Ben Okri succinctly expresses that narratives and discourses shape identity formations when he claims: “…we live by stories, we also live in them. One way or another we are living the stories planted in us early or along the way, or we are also living the stories we planted – knowingly or unknowingly – in ourselves. We live stories that either give our lives meaning or negate it with meaninglessness.” (2). There is no doubt that the gabar xishood leh rhetoric is prevalent—drawing the parameters of being and social belonging with the Somali social imaginary.
However, by focusing solely on this outward production of Somali womanhood effaces all other articulations. There have been female poets and singers throughout the 20th century, from the pastoral lands and urban centres in Somalia to the Somali diaspora, who expressed female sexual desire in their work. These women socialized within the gabar xishood leh discourse do not consider themselves outside the framework. Rather, I consider them and their undermined voices central to this narrative of Somali womanhood.

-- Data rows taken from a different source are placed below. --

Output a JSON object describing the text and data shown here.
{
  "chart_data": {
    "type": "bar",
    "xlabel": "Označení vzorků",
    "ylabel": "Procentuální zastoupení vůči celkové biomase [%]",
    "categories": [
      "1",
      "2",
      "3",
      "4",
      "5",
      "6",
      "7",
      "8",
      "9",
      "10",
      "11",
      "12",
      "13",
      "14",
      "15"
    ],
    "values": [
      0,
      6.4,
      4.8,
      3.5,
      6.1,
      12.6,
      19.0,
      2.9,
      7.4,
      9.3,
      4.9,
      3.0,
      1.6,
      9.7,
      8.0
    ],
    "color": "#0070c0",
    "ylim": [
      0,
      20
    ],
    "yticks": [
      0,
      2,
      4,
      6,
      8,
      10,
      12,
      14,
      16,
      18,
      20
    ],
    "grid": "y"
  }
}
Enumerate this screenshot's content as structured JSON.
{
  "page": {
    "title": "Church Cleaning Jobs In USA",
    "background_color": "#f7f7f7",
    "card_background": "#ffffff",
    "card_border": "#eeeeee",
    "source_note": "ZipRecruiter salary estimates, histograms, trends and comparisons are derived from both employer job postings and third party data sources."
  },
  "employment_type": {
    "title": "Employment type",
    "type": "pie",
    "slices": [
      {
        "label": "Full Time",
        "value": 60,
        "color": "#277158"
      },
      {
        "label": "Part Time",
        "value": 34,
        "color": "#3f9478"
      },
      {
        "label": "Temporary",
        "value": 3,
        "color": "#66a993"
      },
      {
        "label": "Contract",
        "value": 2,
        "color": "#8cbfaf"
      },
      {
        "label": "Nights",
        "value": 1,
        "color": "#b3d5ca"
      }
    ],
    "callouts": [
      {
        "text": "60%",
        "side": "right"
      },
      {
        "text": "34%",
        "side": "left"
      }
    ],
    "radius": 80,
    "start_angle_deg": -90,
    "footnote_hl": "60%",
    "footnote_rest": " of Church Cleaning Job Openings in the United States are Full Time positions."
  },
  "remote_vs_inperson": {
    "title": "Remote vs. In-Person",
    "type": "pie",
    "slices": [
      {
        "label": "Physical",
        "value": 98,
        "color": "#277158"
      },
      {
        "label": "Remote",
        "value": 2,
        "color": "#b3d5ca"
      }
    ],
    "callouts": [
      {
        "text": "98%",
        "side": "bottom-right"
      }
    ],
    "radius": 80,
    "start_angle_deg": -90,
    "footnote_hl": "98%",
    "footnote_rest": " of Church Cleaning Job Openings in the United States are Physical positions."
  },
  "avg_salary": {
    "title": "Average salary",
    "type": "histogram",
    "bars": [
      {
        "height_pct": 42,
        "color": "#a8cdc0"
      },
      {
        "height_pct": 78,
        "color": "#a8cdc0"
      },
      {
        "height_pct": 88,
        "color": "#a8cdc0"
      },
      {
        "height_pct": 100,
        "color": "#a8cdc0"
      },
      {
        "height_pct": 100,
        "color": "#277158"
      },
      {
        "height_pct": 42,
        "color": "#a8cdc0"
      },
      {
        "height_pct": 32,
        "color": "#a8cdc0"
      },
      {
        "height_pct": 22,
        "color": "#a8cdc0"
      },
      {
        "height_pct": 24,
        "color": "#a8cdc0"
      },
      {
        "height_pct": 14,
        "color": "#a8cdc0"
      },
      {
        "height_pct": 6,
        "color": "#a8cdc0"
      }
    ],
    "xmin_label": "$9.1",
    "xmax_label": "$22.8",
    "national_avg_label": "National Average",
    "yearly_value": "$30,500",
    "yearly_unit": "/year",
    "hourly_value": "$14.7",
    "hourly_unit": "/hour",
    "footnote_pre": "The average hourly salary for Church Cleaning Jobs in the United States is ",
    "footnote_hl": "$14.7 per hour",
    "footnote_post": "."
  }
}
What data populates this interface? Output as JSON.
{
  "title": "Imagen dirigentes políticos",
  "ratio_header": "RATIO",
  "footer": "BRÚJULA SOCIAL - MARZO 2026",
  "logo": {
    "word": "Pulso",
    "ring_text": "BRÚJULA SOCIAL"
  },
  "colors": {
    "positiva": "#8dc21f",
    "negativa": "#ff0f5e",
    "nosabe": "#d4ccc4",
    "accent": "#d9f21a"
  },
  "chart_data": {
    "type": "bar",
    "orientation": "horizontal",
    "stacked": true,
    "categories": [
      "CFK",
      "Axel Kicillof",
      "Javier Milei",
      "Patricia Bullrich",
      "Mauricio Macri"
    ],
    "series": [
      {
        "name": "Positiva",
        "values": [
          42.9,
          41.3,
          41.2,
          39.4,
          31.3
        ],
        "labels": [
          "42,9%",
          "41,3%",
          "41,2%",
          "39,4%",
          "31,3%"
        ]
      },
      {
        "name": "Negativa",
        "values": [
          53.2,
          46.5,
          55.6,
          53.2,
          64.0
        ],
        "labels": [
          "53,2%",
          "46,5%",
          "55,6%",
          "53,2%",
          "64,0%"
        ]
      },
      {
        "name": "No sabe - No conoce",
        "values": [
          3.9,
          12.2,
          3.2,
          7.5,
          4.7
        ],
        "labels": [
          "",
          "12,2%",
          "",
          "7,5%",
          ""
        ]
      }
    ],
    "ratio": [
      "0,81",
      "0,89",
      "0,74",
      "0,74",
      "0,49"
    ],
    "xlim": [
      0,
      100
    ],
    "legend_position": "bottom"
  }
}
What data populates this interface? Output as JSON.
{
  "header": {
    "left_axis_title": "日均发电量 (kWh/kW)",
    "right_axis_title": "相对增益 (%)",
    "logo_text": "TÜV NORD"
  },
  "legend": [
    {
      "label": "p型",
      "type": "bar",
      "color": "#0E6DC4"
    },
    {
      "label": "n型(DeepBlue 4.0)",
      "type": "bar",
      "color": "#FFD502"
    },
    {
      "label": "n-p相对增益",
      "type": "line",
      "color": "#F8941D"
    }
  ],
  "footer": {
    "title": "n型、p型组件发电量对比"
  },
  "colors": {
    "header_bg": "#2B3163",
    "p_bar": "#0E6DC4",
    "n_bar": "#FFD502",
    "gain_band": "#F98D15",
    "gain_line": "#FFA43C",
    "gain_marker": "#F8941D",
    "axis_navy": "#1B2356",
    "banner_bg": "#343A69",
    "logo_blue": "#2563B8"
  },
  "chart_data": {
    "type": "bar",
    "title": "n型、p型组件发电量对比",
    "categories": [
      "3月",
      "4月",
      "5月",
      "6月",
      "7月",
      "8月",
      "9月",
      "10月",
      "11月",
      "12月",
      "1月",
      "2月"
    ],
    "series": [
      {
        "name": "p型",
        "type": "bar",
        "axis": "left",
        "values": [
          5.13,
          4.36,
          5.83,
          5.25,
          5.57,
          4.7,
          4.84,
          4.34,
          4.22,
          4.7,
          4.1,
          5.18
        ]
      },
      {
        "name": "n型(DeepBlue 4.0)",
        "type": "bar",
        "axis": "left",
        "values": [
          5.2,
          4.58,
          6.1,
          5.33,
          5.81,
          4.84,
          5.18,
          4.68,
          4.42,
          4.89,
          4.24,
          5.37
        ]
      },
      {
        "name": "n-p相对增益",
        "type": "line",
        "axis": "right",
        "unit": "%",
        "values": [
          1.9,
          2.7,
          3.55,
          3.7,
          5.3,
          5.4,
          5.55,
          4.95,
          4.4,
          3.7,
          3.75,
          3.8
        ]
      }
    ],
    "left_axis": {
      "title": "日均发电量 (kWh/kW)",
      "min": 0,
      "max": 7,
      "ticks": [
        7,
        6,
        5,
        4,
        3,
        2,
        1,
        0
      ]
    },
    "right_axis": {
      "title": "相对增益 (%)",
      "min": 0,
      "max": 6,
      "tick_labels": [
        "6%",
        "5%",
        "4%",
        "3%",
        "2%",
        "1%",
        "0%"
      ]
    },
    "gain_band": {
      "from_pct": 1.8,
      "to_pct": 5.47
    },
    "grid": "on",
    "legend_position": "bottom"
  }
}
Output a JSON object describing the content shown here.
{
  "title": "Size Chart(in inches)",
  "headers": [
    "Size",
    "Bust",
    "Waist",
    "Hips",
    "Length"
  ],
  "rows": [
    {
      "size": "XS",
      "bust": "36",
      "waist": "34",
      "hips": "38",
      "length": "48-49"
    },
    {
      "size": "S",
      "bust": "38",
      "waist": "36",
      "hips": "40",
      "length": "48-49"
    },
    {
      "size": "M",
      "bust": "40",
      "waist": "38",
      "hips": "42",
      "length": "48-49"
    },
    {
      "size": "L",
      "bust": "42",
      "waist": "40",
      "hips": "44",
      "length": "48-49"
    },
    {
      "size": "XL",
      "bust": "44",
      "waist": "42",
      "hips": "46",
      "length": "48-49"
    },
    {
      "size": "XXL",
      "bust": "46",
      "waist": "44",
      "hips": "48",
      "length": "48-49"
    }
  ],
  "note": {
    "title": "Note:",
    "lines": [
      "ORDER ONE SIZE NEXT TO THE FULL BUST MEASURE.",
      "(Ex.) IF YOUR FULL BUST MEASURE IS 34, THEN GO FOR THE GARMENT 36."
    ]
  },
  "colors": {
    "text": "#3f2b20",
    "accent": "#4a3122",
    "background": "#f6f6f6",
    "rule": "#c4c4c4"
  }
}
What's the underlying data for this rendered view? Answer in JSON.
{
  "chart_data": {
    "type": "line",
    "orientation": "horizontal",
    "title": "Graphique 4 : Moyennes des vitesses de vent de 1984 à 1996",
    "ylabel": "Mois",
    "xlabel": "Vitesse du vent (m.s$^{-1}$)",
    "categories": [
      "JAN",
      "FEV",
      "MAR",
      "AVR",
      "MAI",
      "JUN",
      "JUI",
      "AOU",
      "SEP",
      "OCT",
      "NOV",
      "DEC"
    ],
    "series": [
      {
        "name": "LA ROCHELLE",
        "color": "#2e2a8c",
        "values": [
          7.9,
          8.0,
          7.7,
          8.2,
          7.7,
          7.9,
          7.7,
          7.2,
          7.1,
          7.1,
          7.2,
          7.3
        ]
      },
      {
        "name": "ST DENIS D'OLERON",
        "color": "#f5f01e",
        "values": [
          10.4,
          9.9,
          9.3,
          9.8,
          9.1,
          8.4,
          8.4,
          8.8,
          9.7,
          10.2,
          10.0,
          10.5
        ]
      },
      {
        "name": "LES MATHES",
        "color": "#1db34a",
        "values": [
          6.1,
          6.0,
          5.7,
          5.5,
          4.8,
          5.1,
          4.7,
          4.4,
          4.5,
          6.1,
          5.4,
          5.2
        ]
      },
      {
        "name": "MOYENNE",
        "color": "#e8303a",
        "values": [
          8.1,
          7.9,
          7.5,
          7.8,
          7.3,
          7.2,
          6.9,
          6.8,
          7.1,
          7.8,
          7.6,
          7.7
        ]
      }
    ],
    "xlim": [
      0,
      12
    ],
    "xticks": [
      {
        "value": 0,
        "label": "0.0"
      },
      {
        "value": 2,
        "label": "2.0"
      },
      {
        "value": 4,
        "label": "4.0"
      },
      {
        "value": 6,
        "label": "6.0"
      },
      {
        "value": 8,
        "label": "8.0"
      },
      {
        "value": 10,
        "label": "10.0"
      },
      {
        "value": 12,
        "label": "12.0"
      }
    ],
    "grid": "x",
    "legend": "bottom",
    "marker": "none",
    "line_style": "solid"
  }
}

Brinkley Messick, in his work of Yemeni authoritative texts, examines a phenomenon of the text within. In his analysis of the matn (basic text) and sharh (commentary), he shows how “[t]he commentary…is inserted in spaces opened up in the original text. Although they remain distinct, the two are not physically isolated from each other….” (3). In a similar way, these women’ voices are not silenced within the dominant discourse of gabar xishood leh but heard in between the pauses, if one only listened closely.
(1) Bilan Hashi, Those Nights in Port Said (forthcoming)
(2) Ben Okri, A Way of Life (London: Phoenix House 1997), 46, quoted in Thomas King The Truth About Stories (Toronto: House of Anansi Press 2003), 153.
(3) Brinkley Messick, The Calligraphic State: Textual Domination and History in a Muslim Society (Berkeley and Los Angeles: University of California Press, 1996), 31.